All three spa towns make much of their celebrity guests. Karlovy Vary, described by the Czech Tourist Board as the "jewel of the spa triangle", can probably list the biggest contingent of famous hypochondriacs. Composers in particular seemed to have been seduced; including Mozart, Beethoven, Dvorak, Schumann and Wagner.
Even Karl Marx was not averse to the "water cure", although his activities were apparently closely monitored by the secret police, who worried that he may promote political mischief when in fact he was probably more interested in his bowel movements.

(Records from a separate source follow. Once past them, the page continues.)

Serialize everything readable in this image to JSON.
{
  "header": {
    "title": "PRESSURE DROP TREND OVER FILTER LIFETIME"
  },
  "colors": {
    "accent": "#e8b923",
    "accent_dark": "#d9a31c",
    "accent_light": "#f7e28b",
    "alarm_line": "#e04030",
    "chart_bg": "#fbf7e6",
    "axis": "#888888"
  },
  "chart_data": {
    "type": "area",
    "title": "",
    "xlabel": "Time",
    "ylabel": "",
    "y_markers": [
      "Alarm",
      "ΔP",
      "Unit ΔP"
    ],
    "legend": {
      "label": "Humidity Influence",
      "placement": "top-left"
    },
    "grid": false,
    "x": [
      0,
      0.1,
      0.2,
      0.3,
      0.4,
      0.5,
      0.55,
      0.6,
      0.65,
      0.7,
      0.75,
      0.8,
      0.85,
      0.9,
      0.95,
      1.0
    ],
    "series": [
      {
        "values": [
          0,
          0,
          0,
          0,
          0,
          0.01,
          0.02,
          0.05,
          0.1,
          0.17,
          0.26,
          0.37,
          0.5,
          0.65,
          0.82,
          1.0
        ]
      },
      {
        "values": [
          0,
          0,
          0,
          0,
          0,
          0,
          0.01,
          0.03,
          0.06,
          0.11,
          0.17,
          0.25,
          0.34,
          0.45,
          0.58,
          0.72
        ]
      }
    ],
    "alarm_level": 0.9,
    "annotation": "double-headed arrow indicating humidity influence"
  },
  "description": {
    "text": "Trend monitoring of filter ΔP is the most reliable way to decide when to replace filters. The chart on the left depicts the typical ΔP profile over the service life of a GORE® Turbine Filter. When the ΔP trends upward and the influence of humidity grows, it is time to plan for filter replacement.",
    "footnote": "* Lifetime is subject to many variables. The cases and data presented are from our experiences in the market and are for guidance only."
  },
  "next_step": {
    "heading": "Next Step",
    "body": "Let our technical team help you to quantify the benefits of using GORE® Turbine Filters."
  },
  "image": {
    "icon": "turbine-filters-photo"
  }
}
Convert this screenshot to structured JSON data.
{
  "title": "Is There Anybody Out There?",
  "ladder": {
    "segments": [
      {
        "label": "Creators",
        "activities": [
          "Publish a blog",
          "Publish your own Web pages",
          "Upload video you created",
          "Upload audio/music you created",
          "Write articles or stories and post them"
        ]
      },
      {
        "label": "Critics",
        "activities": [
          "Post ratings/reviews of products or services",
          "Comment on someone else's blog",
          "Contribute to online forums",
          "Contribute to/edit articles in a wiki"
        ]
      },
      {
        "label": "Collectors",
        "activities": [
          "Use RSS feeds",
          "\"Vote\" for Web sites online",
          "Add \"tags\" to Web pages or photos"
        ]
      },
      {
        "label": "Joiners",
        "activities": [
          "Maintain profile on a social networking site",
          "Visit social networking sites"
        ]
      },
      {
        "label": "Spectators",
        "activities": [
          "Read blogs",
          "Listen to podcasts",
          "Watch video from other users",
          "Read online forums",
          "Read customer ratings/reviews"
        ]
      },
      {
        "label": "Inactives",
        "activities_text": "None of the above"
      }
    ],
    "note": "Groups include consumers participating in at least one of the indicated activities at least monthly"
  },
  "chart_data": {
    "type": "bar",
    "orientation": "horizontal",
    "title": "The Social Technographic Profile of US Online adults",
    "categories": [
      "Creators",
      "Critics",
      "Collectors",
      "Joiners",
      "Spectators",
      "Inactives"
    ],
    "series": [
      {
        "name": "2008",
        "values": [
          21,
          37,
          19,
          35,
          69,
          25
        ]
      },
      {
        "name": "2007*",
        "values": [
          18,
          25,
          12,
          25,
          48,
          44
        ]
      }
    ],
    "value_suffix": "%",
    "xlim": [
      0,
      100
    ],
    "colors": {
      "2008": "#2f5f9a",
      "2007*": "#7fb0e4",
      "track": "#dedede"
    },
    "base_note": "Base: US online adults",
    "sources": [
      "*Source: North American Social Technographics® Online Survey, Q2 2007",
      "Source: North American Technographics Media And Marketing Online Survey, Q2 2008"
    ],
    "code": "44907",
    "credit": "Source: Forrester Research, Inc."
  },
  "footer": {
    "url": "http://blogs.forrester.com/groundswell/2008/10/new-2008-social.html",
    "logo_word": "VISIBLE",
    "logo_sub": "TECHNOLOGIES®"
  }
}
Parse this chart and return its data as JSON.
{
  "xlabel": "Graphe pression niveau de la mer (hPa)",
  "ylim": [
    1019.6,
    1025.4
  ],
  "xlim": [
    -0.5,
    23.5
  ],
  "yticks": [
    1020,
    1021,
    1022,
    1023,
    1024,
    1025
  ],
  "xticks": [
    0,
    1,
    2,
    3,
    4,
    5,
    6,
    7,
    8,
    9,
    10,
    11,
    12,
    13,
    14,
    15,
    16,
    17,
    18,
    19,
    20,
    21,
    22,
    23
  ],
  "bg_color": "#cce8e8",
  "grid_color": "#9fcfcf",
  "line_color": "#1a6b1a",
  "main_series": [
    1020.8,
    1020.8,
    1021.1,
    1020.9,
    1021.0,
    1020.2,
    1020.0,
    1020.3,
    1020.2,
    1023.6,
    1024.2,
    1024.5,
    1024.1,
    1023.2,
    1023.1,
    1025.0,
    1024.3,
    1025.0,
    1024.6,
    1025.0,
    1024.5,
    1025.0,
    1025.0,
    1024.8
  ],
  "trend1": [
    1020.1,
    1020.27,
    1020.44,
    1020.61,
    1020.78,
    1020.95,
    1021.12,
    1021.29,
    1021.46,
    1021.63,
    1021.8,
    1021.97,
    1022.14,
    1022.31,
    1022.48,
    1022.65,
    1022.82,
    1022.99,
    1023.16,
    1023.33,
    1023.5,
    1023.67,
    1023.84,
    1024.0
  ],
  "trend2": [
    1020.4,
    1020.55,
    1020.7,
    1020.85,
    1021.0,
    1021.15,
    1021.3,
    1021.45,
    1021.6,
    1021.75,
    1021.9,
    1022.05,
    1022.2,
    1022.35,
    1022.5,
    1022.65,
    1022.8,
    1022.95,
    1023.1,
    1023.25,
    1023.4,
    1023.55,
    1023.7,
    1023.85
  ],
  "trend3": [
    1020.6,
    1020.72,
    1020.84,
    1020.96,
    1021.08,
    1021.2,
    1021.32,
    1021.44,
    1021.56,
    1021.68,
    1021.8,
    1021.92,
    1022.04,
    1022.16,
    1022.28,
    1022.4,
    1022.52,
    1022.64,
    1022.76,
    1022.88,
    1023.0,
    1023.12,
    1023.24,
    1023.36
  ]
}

Then there was Johann Wolfgang von Goethe, the German Shakespeare, who came a dozen times and met and proposed to his last love here, aged 72. However, the mother of the 17-year-old Ulrica von Levetzow (herself a former lover of Goethe) disallowed the marriage. Heart-broken, Goethe left and never returned. Perhaps love-sickness is one malady that can't be cured by a splash of hot water.
The writer travelled with Wizz Air (0906 959 0002; wizzair.com), which flies to Prague from Luton.
The Embassy Hotel (00 420 353 221 161; embassy.cz). Doubles from 2,950 Czech koruna (£88), B&B.
Hotel Pupp (00 420 353 109 111; pupp.cz). Doubles from €178, including breakfast.
Penzion 33 (00 420 353 229 530; penzion33.cz). Doubles from €48, including breakfast. Danubius Health Spa Resort Butterfly (00 420 354 654 111; danubiushotels.cz). Doubles from €130, including breakfast.